When taking a look at your technique, you would need to sample the memory quite often, compared to a clustered/cell deferred rendering pipeline, where the lights are stored as uniforms/parameters.
In my experience with clustered, you store all the lights in the buffer in a very similar manner, except each cluster has a linear section of the buffer.
e.g. pseudo-shader:
struct ClusterLightRange { int start, size; };
struct LightInfo { float3 position; etc };
Buffer<ClusterLightRange> clusters;
Buffer<Lights> lights;
ClusterLightRange c = clusters[ClusterIdxFromPixelPosition(pixelPosition)];
for( int i=c.start, end=c.start+c.size; i!=end; ++i )
{
Light l = lights[i];
DoLight(l);
}
So the main additional cost is doing a bounding sphere test per light that you visit, and iterating through the light array as a linked-list rather than a simpler linear array traversal. On modern hardware, it should do pretty well. Worse than clustered, but probably not by much -- especially if the "DoLight" funciton above is expensive.

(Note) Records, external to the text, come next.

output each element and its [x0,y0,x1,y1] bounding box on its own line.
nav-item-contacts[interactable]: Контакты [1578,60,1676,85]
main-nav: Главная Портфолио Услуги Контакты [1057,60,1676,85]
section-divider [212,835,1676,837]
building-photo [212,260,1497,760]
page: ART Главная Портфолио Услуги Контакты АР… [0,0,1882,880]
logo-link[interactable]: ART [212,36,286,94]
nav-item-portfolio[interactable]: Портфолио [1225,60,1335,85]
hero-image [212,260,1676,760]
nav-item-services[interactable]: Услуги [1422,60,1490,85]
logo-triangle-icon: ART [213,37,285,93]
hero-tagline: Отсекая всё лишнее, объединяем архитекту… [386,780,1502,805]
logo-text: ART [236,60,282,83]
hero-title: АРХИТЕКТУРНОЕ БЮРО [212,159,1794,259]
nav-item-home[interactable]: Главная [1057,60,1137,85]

It would be interesting to do some comparisons between the two using (A) a simple Lambert lighting model, and (B) a very complex Cook-Torrence/GGX/Smith/etc fancy new lighting model.
Also, you could merge this technique with clustered shading:
A) CPU creates the BVH as described, and uploads into a GPU buffer.
B) A GPU compute shader traverses the BVH for each cluster, and generates the 'Lights' buffer in my pseudo example above.
C) Lighting is performed as in clustered shading (as in my pseudo example above).